Sebelum mengkritik kombinasi genre secara berantakan serta dalih menampilkan keindahan alam Papua yang ternyata dieksekusi dengan fantasi kotor itu, kelemahan terbesar Lost In Papua adalah tipikal kerusakan skenario ala film kita, yang dalam film ini ditulis oleh Ace Arca dan Augit Prima. Motivasi tiap karakter yang dituangkan dengan turnover berlogika anak SD itu sungguh menyia-nyiakan bakat akting Fanny Fabriana yang ekspresinya begitu luwes tapi tetap wajar, tak seperti Fauzi yang memang tipikal aktingnya over cengangas-cengenges itu. Aktor-aktor asli Papua-nya juga sebenarnya sudah cukup lumayan kalau tak dituntut skenario tadi seperti orang-orang kebingungan.

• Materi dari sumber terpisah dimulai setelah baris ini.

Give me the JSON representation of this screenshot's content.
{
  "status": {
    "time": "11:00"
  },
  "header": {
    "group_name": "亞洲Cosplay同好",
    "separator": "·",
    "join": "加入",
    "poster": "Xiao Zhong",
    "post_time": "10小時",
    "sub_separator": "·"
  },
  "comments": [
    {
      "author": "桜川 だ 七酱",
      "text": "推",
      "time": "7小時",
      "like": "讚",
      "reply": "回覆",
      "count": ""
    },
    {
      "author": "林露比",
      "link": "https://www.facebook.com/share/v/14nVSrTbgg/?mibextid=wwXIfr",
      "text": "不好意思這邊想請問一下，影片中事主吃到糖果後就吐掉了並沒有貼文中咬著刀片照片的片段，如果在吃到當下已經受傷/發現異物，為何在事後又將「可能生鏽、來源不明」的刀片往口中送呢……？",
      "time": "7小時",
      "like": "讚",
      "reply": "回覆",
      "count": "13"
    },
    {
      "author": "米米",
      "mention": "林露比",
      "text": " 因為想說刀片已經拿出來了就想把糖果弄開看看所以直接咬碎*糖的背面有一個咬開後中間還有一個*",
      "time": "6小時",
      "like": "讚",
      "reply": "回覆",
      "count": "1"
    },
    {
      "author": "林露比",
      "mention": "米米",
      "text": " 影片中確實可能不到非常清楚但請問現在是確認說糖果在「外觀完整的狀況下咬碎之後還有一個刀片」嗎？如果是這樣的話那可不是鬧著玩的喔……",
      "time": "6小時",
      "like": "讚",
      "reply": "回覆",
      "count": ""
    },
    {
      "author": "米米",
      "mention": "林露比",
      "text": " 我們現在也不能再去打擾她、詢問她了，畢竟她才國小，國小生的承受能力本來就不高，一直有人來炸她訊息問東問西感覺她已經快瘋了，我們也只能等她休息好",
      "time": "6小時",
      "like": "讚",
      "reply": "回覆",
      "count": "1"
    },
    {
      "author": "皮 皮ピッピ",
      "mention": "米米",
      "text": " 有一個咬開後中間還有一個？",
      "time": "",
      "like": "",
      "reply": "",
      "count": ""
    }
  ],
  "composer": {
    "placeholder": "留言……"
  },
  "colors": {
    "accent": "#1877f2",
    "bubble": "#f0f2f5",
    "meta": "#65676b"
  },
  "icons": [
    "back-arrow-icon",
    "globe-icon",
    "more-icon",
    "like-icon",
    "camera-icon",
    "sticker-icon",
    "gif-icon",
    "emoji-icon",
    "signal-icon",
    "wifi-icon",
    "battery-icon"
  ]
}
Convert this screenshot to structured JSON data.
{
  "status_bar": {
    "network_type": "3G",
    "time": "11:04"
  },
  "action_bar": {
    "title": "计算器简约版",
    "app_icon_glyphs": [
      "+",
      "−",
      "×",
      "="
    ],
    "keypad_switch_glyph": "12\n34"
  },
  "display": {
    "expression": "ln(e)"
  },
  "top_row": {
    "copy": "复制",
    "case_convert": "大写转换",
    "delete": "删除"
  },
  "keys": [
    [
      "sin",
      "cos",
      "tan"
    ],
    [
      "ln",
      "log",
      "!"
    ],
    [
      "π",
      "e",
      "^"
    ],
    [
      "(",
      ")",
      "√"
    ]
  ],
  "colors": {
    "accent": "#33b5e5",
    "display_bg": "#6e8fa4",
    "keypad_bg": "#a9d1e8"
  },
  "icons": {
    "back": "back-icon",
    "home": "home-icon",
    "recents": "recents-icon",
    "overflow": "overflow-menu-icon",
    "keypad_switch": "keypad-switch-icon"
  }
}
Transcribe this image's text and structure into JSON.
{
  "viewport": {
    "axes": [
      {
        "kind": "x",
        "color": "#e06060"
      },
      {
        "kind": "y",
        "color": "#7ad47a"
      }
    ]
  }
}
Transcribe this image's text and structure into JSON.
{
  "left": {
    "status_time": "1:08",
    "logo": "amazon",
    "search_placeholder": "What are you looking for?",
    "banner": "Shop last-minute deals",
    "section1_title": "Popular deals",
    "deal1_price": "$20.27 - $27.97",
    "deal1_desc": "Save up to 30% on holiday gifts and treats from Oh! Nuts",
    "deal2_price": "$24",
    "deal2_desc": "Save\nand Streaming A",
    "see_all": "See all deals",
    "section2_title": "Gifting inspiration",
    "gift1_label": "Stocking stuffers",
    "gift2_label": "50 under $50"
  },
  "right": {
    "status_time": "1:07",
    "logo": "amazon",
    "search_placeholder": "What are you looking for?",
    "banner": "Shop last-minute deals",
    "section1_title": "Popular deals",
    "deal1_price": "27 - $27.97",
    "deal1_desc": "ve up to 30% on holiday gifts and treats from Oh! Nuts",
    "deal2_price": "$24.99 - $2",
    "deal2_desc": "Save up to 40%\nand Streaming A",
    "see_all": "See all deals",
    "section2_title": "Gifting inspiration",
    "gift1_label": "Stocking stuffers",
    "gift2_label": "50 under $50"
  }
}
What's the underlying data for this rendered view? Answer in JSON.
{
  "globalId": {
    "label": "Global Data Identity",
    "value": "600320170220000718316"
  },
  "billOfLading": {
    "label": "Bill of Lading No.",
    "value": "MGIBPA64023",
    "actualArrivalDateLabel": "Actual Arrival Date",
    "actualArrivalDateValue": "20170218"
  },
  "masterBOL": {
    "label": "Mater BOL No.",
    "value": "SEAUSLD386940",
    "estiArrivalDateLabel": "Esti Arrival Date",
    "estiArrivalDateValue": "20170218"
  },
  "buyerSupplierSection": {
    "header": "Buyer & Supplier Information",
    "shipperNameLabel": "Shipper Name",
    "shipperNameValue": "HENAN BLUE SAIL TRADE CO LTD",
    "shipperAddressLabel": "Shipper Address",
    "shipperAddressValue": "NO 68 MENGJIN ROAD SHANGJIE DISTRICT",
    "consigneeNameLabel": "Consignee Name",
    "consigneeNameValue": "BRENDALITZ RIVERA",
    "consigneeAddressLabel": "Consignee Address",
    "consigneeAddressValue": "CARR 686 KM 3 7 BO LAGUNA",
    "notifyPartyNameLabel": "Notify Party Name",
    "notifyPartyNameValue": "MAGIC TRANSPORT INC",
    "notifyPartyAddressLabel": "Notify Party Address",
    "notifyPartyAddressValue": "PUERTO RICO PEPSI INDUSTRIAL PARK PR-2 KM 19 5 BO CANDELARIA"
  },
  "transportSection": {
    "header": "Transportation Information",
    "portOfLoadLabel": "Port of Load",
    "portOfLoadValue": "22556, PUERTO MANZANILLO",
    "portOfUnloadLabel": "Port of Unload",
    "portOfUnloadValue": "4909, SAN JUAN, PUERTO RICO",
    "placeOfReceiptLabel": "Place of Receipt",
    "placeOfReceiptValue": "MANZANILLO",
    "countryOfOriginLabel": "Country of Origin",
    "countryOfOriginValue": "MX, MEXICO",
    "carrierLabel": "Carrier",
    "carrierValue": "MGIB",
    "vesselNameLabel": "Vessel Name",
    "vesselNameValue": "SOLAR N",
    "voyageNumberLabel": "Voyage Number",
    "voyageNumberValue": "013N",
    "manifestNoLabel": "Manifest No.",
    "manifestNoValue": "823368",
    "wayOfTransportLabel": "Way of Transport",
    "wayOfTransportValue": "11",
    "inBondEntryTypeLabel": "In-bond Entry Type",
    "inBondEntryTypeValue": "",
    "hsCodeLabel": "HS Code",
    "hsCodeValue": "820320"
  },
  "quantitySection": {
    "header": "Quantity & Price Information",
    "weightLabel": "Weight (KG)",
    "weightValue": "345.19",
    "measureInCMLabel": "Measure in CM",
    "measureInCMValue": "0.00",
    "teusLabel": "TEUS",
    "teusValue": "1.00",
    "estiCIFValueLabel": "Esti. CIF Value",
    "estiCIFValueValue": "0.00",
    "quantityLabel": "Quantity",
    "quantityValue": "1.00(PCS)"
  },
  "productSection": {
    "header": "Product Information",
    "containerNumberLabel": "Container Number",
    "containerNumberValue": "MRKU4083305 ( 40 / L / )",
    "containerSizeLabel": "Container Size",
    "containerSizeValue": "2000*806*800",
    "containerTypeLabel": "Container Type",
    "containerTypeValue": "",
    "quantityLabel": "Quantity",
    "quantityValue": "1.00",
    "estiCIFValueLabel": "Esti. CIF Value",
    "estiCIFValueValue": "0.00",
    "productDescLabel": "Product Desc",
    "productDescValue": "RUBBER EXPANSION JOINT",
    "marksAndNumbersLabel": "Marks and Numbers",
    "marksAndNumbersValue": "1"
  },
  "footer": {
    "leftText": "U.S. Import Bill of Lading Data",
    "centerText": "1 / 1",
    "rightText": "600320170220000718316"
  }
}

Akting suku-suku asli berikut wanita-wanita primitif itu yang justru sangat layak dipuji mengingat sebagian dari mereka bukan aktor/aktris yang melek kamera. Di luar itu, sebagian penempatan jualan soundtracknya, diantaranya dari Anima, juga sedikit tak sinkron dengan pengadeganannya. Ok, saya sedikit bisa mengerti ambisi Irham untuk menghadirkan kengerian ala Cannibal Holocaust dan film-film cult sejenis ke dalam Lost In Papua dalam rangka menghadirkan genre baru dalam perfilman kita, tapi, tanpa bermaksud provokatif seperti yang diingatkannya di thread tadi, memanfaatkan nama Papua untuk eksekusi yang malah menakutkan wisatawan buat kesana tentu sangat tak bijak, apalagi tujuan pengenalan wisata itu disempalkan pula di bagian-bagian awal. Saya tak tahu apa yang ada di benak jajaran pemerintahan di Papua untuk tak mengambil reaksi atas penggambaran akhir ini meski menyelamatkan martabat Suku Korowai, namun niat Irham untuk berinteraksi dengan argumen pribadinya secara begitu antusias tetap harus diacungi jempol. Dan saya juga berharap seperti yang dikatakan Irham, semoga kritikan, sepedas apapun, tetap bisa menjadi cambuk untuk karya yang lebih baik. Tapi untuk Lost In Papua, apa boleh buat, ini adalah kesalahan yang sejelas-jelasnya Guilty As Charged. Sayang sekali. (dan)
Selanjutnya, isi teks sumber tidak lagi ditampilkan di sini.